Nike

A harbinger of the forum metall and an emblem of Linz as a steelmaking city: in 1977, a replica of the ancient goddess of victory Nike of Samothrace was installed on the roof of the University of Arts Linz. The installation of the eight-meter high metal sculpture suspended from a steel framework caused a sensation in Linz.

Above the Heads of the People of Linz

The location chosen by the initiators of the forum metall, visible from afar, was the western bridgehead building of the University of Arts Linz. The large sculpture weighing about 500 kilograms was mounted there in the summer of 1977 on a steel ramp facing east. In this way, the photographic replica of NIKE, opening up on two sides, was easily visible from the main square of Linz and from the Nibelungen Bridge. At night, integrated neon lights gave the figure a shimmering metallic effect.

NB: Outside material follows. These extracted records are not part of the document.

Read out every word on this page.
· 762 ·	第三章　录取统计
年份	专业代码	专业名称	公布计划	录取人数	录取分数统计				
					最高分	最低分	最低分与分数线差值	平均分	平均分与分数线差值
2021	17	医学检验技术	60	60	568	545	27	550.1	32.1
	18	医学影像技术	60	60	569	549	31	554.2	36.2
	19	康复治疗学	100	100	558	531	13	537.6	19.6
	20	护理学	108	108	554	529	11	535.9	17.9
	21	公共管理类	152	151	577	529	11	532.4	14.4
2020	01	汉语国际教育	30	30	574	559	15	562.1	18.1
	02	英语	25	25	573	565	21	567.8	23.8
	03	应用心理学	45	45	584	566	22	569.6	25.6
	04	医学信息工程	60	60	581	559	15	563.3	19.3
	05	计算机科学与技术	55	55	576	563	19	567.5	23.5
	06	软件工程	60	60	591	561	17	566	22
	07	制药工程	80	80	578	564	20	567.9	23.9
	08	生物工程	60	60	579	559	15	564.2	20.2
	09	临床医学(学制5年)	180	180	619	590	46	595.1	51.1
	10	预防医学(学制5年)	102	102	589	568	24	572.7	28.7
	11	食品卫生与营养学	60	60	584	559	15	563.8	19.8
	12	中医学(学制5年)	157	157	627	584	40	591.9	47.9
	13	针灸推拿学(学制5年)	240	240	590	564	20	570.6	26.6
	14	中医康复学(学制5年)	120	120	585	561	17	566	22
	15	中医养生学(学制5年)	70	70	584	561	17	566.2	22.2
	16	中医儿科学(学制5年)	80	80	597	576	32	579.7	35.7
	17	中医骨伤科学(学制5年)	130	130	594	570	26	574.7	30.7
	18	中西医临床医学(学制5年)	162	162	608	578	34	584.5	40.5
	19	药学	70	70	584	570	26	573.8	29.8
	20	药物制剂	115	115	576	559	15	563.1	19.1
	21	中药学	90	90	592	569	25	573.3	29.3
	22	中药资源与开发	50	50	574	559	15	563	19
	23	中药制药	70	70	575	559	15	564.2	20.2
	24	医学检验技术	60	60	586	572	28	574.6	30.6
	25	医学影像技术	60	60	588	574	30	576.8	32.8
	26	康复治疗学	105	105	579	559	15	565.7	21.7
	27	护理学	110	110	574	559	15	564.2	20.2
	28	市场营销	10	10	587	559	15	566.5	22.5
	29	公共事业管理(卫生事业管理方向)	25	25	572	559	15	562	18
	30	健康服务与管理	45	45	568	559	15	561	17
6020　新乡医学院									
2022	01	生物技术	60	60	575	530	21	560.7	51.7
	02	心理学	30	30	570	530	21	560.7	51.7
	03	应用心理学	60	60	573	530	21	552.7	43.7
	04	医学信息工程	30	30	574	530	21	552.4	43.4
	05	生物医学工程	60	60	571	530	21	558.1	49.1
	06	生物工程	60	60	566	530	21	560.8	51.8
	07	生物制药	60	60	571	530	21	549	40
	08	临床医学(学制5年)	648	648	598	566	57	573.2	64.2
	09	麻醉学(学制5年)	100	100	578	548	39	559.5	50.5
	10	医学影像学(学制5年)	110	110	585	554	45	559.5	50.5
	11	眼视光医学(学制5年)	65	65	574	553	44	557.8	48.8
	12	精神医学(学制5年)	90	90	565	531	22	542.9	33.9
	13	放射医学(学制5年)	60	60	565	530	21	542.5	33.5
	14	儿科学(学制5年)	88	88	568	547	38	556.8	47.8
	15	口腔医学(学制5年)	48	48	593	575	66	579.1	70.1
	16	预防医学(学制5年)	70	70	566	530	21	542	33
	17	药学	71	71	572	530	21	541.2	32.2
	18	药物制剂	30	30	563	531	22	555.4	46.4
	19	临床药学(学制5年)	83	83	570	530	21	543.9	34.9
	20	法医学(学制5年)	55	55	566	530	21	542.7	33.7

A Goddess Made of Aluminum and Steel

The sculpture depicts the famous Nike of Samothrace (180 BC), the two and a half metre original of which is on display as a marble sculpture in the Louvre in Paris. The internationally renowned Haus-Rucker-Co architectural group made the headless body of the winged goddess of victory out of aluminum and assigned the United Metal Works Ranshofen-Berndorf to etch a two-by-eight metre large photographic reproduction of the silhouette directly onto single metal plates. The historical model for the mounting of the NIKE, the eight- metre long steel framework, was supplied by a podium from 1920 which the Russian avant-garde artist El Lissitzky made for Lenin.

Fierce Devotion – and Equally Fierce Rejection

No one in Linz was indifferent to the NIKE when it was installed on the roof of the University of Arts in late August 1977, even before the forum metall was even opened. "Ragged scarecrow" or a signal that "at last something is happening in the hinterland without culture"? The pros and cons surrounding the NIKE divided the population like political issues usually do, filling the letters to the editor columns of the Upper Austrian daily newspapers. The proponents of the NIKE included famous artists like Christo, Joseph Beuys, Friederike Mayröcker and Ernst Jandl. In November 1979, 27 months later, the NIKE was finally removed. The date was kept secret owing to fears that it would incite protests following the removal of the controversial metal sculpture by night. Via Düsseldorf, the NIKE subsequently ended up in Frankfurt am Main. The planned installation there, however, at the German Architecture Museum was never realized.